Blijkens een daarvan opgemaakte akte is het bezwaarschrift op 17 oktober 2014 ter griffie van deze rechtbank ingediend. Het bezwaarschrift is derhalve tijdig ingekomen.
Het DNA-profiel van veroordeelde is nog niet bepaald.
De rechtbank oordeelt als volgt.
De Wet DNA-onderzoek bij veroordeelden kent de uitzonderingsbepaling dat geen DNA-onderzoek zal plaatsvinden indien het redelijkerwijs aannemelijk is dat het bepalen en verwerken van het DNA-profiel van de veroordeelde, gelet op de aard van het misdrijf of de bijzondere omstandigheden waaronder het misdrijf is gepleegd, niet van betekenis zal kunnen zijn voor de voorkoming, opsporing, vervolging en berechting van strafbare feiten van veroordeelde.

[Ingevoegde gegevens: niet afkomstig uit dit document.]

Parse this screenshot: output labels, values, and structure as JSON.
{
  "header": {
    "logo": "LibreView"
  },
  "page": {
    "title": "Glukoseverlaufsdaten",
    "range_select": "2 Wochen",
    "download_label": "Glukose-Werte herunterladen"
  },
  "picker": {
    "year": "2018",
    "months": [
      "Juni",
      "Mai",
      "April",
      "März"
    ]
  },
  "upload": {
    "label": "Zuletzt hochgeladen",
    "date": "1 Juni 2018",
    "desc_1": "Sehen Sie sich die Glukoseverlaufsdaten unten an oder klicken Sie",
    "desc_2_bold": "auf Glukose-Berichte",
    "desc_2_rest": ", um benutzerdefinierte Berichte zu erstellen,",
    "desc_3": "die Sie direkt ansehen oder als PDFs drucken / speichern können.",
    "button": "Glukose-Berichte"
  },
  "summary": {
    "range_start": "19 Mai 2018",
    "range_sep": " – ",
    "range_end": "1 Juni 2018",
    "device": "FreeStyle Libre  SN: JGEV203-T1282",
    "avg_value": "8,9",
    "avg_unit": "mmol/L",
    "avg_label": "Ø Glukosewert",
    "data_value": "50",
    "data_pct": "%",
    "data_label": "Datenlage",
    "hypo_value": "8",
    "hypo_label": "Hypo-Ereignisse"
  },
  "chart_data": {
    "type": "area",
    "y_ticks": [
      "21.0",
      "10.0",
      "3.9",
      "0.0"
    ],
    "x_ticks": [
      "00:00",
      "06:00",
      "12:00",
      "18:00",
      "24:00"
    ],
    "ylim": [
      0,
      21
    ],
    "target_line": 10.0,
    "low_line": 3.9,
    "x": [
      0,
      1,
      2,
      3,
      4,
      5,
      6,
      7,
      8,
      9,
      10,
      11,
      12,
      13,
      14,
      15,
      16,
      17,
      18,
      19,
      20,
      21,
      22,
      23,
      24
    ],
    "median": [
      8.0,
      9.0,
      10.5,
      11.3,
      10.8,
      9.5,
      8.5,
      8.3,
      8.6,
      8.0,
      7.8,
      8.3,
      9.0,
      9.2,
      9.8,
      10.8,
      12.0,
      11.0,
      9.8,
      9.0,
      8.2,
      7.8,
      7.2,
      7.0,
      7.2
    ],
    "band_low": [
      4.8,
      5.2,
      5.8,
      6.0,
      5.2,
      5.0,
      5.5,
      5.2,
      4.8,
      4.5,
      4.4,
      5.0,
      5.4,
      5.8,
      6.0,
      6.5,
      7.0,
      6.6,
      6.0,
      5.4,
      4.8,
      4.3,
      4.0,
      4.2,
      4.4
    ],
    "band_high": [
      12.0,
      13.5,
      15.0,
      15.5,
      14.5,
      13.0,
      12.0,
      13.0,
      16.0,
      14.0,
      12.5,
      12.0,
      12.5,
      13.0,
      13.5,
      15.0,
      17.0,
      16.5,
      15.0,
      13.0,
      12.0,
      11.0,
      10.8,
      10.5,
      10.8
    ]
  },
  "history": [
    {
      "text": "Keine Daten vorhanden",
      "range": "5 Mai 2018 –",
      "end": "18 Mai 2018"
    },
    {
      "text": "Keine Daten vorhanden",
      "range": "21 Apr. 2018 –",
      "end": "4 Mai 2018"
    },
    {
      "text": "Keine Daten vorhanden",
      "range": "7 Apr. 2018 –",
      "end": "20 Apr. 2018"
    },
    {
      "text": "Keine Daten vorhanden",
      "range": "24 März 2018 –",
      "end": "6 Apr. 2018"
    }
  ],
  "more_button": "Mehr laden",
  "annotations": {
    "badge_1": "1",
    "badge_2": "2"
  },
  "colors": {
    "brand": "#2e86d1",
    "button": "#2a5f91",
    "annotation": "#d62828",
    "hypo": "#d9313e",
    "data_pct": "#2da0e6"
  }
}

De Memorie van Toelichting bij de Wet stelt voorts dat DNA-onderzoek achterwege kan blijven bij veroordeelden wegens misdrijven voor de opheldering waarvan DNA-onderzoek niet van betekenis kan zijn. Hierbij kan gedacht worden aan de misdrijven meineed en valsheid in geschrift.
De rechtbank is met de raadsman van oordeel dat in het onderhavige geval sprake is van een delict - verbale bedreiging - ten aanzien waarvan redelijkerwijs aannemelijk is dat voor de opheldering daarvan DNA-onderzoek in het algemeen geen rol zal spelen.
De rechtbank dient zich vervolgens nog af te vragen of bijzondere omstandigheden waaronder het delict is gepleegd, aanleiding geven te vrezen dat bezwaarde in de toekomst feiten zal plegen waarbij het bepalen en verwerken van het DNA-profiel van de veroordeelde van betekenis zal kunnen zijn voor de voor de voorkoming, opsporing, vervolging en berechting van strafbare feiten van veroordeelde. Daarvan is de rechtbank niet gebleken.
Nu naar het oordeel van de rechtbank in onderhavig geval, gelet op de aard van het misdrijf, sprake is van een uitzonderinggrond in de zin van artikel 2, eerste lid, van de Wet DNA-onderzoek bij veroordeelden, zal de rechtbank het bezwaar gegrond verklaren.

Beslissing.

De rechtbank verklaart het bezwaar gegrond en beveelt de officier van justitie ervoor zorg te dragen dat het celmateriaal terstond wordt vernietigd.
Aldus gedaan te Den Haag door mr. E.C.M. Bouman, rechter, in tegenwoordigheid van mrs W.G. Terwel en A.B.M. Nohl, griffiers, en uitgesproken ter zitting van 10 februari 2015.